Order of operations. This:
1000000/24*1000/1001/704*256
is different from this:
1000000/(24*1000/1001)/(704*256)

Note the parentheses- they can help you keep the order of operations straight when you substitute.

[duby229]

Quote:

Originally Posted by StringCheesian

Order of operations. This:
1000000/24*1000/1001/704*256
is different from this:
1000000/(24*1000/1001)/(704*256)

Note the parentheses- they can help you keep the order of operations straight when you substitute.

Ok, I understand. So using the brackets more or less means "do this first" then do the operations outside the brackets last. Ok, I see. Thank you for your patience.

[duby229]

Quote:

Originally Posted by StringCheesian

Bits Per Pixel = 0.25 makes absolutely no sense.

For example: the number 42 has 2 digits. The number 5 has 1 digit. What number has 0.25 digits?

A normal Bits Per Pixel is 8, 16, or 32. Sometimes it can be 1, 2, 4, or 24. It is never a fraction.

Maybe 0.25 is actually the dot pitch of a CRT monitor or something like that?

EDIT: Oh I see, it's a compressed video stream. Ok, in that case maybe you could have a compression ratio of 4 pixels to 1 bit or 0.25 bits per pixel.

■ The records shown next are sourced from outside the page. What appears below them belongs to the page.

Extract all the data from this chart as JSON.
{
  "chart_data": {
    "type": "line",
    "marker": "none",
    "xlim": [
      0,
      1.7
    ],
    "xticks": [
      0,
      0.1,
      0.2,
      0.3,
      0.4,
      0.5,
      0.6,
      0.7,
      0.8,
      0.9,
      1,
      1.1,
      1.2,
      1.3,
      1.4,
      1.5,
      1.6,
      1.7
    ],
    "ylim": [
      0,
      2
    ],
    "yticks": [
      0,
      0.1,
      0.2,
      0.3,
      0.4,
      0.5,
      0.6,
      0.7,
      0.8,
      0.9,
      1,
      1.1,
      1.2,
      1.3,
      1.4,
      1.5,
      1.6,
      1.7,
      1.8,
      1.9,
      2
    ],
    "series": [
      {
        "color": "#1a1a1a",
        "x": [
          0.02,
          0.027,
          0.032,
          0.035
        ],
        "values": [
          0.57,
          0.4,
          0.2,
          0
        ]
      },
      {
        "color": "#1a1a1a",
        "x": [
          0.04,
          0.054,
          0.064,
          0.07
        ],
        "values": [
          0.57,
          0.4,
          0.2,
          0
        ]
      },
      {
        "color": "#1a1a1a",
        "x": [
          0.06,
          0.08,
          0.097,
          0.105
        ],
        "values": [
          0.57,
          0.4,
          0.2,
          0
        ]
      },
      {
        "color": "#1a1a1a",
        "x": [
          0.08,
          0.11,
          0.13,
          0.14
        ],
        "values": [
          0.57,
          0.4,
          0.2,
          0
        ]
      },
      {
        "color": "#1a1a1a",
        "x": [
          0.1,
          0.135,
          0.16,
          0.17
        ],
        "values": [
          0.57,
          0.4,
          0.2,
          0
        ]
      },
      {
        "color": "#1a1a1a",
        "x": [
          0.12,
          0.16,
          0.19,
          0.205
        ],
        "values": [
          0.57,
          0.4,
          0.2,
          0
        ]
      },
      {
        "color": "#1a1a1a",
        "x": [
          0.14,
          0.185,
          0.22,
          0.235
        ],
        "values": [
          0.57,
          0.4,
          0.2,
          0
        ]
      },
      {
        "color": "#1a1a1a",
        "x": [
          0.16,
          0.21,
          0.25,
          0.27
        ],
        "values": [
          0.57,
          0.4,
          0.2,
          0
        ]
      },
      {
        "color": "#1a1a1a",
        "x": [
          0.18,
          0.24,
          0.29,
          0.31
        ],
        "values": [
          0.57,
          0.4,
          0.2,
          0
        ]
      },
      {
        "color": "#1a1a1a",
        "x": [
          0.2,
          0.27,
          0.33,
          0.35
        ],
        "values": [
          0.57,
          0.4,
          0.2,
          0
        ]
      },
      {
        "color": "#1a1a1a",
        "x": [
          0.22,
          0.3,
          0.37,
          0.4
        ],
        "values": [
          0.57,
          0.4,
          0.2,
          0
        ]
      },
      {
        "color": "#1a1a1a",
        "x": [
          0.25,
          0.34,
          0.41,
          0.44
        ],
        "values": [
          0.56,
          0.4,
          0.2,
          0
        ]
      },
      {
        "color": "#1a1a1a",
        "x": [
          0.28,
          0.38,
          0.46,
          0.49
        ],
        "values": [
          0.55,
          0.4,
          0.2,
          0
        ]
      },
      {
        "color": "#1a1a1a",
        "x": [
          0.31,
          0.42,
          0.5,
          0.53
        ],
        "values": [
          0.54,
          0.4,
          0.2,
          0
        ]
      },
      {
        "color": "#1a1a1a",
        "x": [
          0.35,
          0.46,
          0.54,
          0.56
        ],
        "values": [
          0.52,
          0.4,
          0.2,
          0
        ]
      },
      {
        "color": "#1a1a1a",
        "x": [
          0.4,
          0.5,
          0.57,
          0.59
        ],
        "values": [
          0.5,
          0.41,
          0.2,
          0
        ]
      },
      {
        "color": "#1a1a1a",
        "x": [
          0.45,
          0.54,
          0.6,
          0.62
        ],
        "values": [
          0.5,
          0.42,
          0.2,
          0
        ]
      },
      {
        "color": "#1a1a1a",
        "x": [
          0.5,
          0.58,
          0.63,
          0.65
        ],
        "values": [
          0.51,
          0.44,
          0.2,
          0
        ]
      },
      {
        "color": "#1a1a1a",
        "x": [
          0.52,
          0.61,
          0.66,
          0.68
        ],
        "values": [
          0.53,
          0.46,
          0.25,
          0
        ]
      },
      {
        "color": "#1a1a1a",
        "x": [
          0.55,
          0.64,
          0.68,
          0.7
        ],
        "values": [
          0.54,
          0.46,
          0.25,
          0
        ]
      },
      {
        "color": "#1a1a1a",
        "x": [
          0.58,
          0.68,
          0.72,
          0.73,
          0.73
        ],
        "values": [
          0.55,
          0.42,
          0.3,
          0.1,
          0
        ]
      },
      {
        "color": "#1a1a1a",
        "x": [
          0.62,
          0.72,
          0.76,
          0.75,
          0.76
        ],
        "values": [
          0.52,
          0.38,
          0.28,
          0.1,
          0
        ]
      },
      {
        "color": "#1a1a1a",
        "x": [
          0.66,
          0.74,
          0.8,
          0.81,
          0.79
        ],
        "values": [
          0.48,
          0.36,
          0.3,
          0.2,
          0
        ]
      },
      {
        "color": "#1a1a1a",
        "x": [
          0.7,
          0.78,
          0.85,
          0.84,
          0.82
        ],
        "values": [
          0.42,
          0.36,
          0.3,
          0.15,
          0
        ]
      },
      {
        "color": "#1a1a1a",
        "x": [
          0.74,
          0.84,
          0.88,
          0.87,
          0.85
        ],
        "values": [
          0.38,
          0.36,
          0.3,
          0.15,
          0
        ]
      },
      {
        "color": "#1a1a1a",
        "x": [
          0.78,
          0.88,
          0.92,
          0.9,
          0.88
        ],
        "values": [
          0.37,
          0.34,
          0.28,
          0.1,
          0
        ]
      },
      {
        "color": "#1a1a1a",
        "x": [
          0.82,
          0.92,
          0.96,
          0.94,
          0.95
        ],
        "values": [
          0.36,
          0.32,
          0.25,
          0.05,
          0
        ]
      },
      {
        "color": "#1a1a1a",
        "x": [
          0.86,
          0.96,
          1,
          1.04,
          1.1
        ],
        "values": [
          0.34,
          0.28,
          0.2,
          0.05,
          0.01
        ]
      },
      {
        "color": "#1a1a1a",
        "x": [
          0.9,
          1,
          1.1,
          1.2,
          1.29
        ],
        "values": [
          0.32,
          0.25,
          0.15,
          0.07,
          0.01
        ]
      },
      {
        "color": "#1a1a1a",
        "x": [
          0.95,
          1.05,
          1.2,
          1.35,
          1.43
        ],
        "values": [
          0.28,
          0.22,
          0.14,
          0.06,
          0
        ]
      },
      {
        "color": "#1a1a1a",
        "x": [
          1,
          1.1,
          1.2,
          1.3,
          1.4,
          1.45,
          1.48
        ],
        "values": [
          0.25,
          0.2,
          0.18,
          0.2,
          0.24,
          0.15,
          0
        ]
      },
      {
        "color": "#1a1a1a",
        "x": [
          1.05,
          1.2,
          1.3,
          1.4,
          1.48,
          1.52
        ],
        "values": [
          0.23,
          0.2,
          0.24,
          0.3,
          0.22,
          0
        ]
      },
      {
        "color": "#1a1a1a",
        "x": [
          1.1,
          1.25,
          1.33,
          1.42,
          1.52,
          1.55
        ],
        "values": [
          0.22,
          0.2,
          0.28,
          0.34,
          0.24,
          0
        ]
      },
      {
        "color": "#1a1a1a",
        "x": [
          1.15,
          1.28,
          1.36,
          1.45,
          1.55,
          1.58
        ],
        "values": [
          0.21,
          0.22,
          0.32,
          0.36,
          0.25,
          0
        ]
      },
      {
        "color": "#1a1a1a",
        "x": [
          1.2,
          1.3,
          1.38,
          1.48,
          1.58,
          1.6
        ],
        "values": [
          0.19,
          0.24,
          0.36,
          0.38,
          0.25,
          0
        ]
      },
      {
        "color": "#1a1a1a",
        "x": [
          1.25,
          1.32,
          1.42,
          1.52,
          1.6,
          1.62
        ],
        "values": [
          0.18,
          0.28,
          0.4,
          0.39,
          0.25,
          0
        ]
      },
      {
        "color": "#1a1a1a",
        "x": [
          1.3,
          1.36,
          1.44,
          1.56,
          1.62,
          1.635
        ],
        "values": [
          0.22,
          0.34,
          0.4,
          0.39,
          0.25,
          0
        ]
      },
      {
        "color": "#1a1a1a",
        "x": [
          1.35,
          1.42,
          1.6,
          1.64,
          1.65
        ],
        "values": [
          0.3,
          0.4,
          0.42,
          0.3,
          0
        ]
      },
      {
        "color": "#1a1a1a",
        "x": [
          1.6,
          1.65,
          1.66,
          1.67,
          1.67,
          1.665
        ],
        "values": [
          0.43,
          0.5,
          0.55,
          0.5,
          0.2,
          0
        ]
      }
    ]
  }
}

Actually the codec I'm using is x264, so yes it's compressed. I'm not sure how the compression algorithms work though, just that they do it in a way that compares blocks of colors rather then each pixel individually. They call it a quantizer matrix. Chances are likely that multiple pixels side by side will have very similar colors, and what x264 does it it allocates blocks and assigns these blocks the same color in order to save bits. That is why low quality encodes you can actually see blocks in the video. Also instead of using a 24bit RGB value for the color they use a 12bit YUY value that comes pretty dang close to 24bit RGB quality.

How exactly it is done, and the details involved I really dont know.